Hiring a third party to perform outsourced business tasks on your account often means you’re exposing your business to new risks such as confidentiality breaches. Thinking ahead to formulate a clear outsourcing procedure can save your business a lot of money, time, and even a legal case. What are best practices for outsourcing in your business?
With more companies choosing to outsource parts of their business processes, the focus is shifting from the benefits of outsourcing to how to do outsourcing the right way. For a business to enjoy benefits such as reducing overhead costs, improving time management, and boosting its employees’ productivity, it must first have a streamlined structure and regulations that support its outsourcing operations – or risk it all falling apart.
Is outsourcing good for business? When outsourcing critical business processes and tasks, it’s important that you have a clear contract of expectations in place. Failing to clarify expectations in an outsourcing arrangement is a common mistake, but one that can lead to disastrous consequences later down the road. Consequences can include the sharing of confidential information, missing deadlines, and misunderstandings about the price.
In an Outsourcing Handbook released by Deloitte, it was shown that organizations often fail to realize the perks of outsourcing unless they establish an effective governance process and manage the legal, financial and commercial risks of outsourcing. This can partly be done by drafting key outsourcing documentation before agreeing on contracts with an independent worker or outsourcing supplier.
This includes a nondisclosure or confidentiality agreement to protect sensitive business information, along with a contract and process document that outlines standard HR protocol for reporting issues; deadlines; and key reporting personnel.
A large part of making outsourcing a success relies on choosing the right outsourcing provider. Not only does this involve doing your research on the outsourcing options available, but it also includes taking time to assess your own business, and its strengths, weaknesses and culture. While it may be tempting to choose the cheapest outsourcing options, it’s not always the best option, since it clashes with business goals like providing 24-hour customer service or IT support.

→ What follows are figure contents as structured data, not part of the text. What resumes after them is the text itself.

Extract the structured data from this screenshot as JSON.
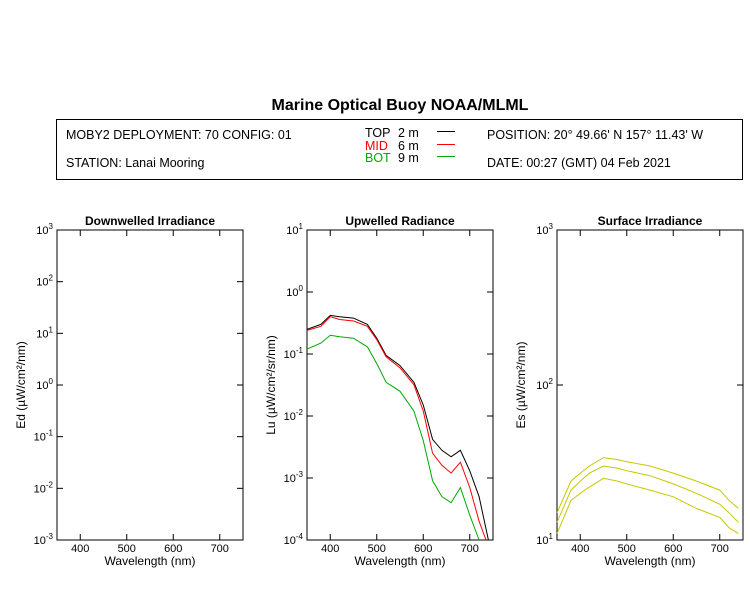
{
  "header": {
    "title": "Marine Optical Buoy NOAA/MLML",
    "deployment": "MOBY2 DEPLOYMENT: 70 CONFIG: 01",
    "station": "STATION: Lanai Mooring",
    "position": "POSITION: 20° 49.66' N   157° 11.43' W",
    "date": "DATE: 00:27 (GMT) 04 Feb 2021"
  },
  "legend": [
    {
      "name": "TOP",
      "depth": "2  m",
      "color": "#000000"
    },
    {
      "name": "MID",
      "depth": "6  m",
      "color": "#ff0000"
    },
    {
      "name": "BOT",
      "depth": "9  m",
      "color": "#00aa00"
    }
  ],
  "chart_data": [
    {
      "type": "line",
      "title": "Downwelled Irradiance",
      "xlabel": "Wavelength (nm)",
      "ylabel": "Ed  (µW/cm²/nm)",
      "xlim": [
        350,
        750
      ],
      "ylim": [
        0.001,
        1000
      ],
      "yscale": "log",
      "x_ticks": [
        400,
        500,
        600,
        700
      ],
      "series": []
    },
    {
      "type": "line",
      "title": "Upwelled Radiance",
      "xlabel": "Wavelength (nm)",
      "ylabel": "Lu  (µW/cm²/sr/nm)",
      "xlim": [
        350,
        750
      ],
      "ylim": [
        0.0001,
        10
      ],
      "yscale": "log",
      "x_ticks": [
        400,
        500,
        600,
        700
      ],
      "series": [
        {
          "name": "TOP",
          "color": "#000000",
          "x": [
            350,
            380,
            400,
            420,
            450,
            480,
            500,
            520,
            550,
            580,
            600,
            620,
            640,
            660,
            680,
            700,
            720,
            740
          ],
          "y": [
            0.25,
            0.3,
            0.42,
            0.4,
            0.38,
            0.3,
            0.18,
            0.095,
            0.065,
            0.035,
            0.015,
            0.0042,
            0.0028,
            0.0022,
            0.0028,
            0.0013,
            0.0005,
            0.0001
          ]
        },
        {
          "name": "MID",
          "color": "#ff0000",
          "x": [
            350,
            380,
            400,
            420,
            450,
            480,
            500,
            520,
            550,
            580,
            600,
            620,
            640,
            660,
            680,
            700,
            720,
            735
          ],
          "y": [
            0.24,
            0.28,
            0.4,
            0.36,
            0.34,
            0.28,
            0.17,
            0.09,
            0.06,
            0.032,
            0.012,
            0.0025,
            0.0016,
            0.0012,
            0.0018,
            0.0007,
            0.0002,
            0.0001
          ]
        },
        {
          "name": "BOT",
          "color": "#00aa00",
          "x": [
            350,
            380,
            400,
            420,
            450,
            480,
            500,
            520,
            550,
            580,
            600,
            620,
            640,
            660,
            680,
            700,
            720
          ],
          "y": [
            0.12,
            0.15,
            0.2,
            0.19,
            0.18,
            0.13,
            0.07,
            0.035,
            0.025,
            0.012,
            0.004,
            0.0009,
            0.0005,
            0.0004,
            0.0007,
            0.00025,
            0.0001
          ]
        }
      ]
    },
    {
      "type": "line",
      "title": "Surface Irradiance",
      "xlabel": "Wavelength (nm)",
      "ylabel": "Es  (µW/cm²/nm)",
      "xlim": [
        350,
        750
      ],
      "ylim": [
        10,
        1000
      ],
      "yscale": "log",
      "x_ticks": [
        400,
        500,
        600,
        700
      ],
      "series": [
        {
          "color": "#c8c800",
          "x": [
            350,
            380,
            400,
            420,
            450,
            480,
            500,
            550,
            600,
            650,
            700,
            720,
            740
          ],
          "y": [
            15,
            24,
            27,
            30,
            34,
            33,
            32,
            30,
            27,
            24,
            21,
            18,
            16
          ]
        },
        {
          "color": "#c8c800",
          "x": [
            350,
            380,
            400,
            420,
            450,
            480,
            500,
            550,
            600,
            650,
            700,
            720,
            740
          ],
          "y": [
            13,
            21,
            24,
            27,
            30,
            29,
            28,
            26,
            23,
            20,
            17,
            15,
            13
          ]
        },
        {
          "color": "#c8c800",
          "x": [
            350,
            380,
            400,
            420,
            450,
            480,
            500,
            550,
            600,
            650,
            700,
            720,
            740
          ],
          "y": [
            11,
            18,
            20,
            22,
            25,
            24,
            23,
            21,
            19,
            16,
            14,
            12,
            11
          ]
        }
      ]
    }
  ]
}
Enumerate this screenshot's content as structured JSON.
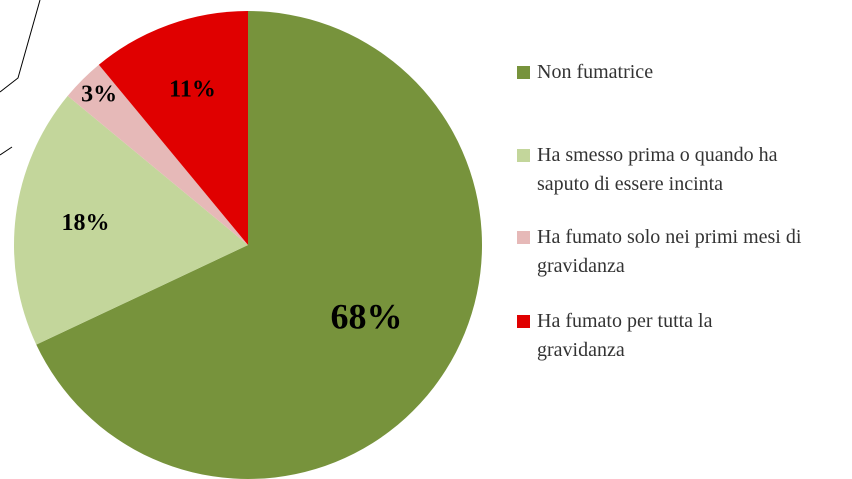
{
  "chart_data": {
    "type": "pie",
    "categories": [
      "Non fumatrice",
      "Ha smesso prima o quando ha saputo di essere incinta",
      "Ha fumato solo nei primi mesi di gravidanza",
      "Ha fumato per tutta la gravidanza"
    ],
    "values": [
      68,
      18,
      3,
      11
    ],
    "value_labels": [
      "68%",
      "18%",
      "3%",
      "11%"
    ],
    "colors": [
      "#77933c",
      "#c3d69b",
      "#e6b9b8",
      "#e00000"
    ],
    "legend": "right"
  }
}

Before choosing an outsourcing supplier, conduct an assessment to identify business goals, the financial benefits of outsourcing, and its impact on key stakeholders, such as loss of control. Be ready to recognize signs your business should be outsourcing, instead of driving them.
For instance, if you’re finding it difficult to deal with specialized projects or your team does not have the expertise required for an upcoming project, it may be time to outsource.
However, what’s more important during the assessment phase is to build your outsourcing provider must-have list based on your business objectives, and not the other way around. For instance, if you want to outsource your software or web development, think of what you expect from your outsourcing model when researching the variety of web and application design firms. If you’re okay with relinquishing full control for a project, then a fully managed software development outsourcing provider may be a good fit.
Finally, one downfall for outsourcing arrangements is the risk of security and information breaches that it can present. Before signing an outsourcing contract, be clear on how your provider or contractor handles sensitive information such as project reports, budgets and traffic data.
To address data privacy concerns when outsourcing, bring up potential cybersecurity training with your outsourcing provider. Ensure you are adhering to regulatory compliance laws as well, such as international data transfer laws (if you choose to outsource internationally).
There are many trends that will shape your business. Outsourcing is one that can be incredibly beneficial to your business if it’s done right. By following some of the best practices for outsourcing, you can minimize the bumps in the road and maximize the value it adds to your business operations.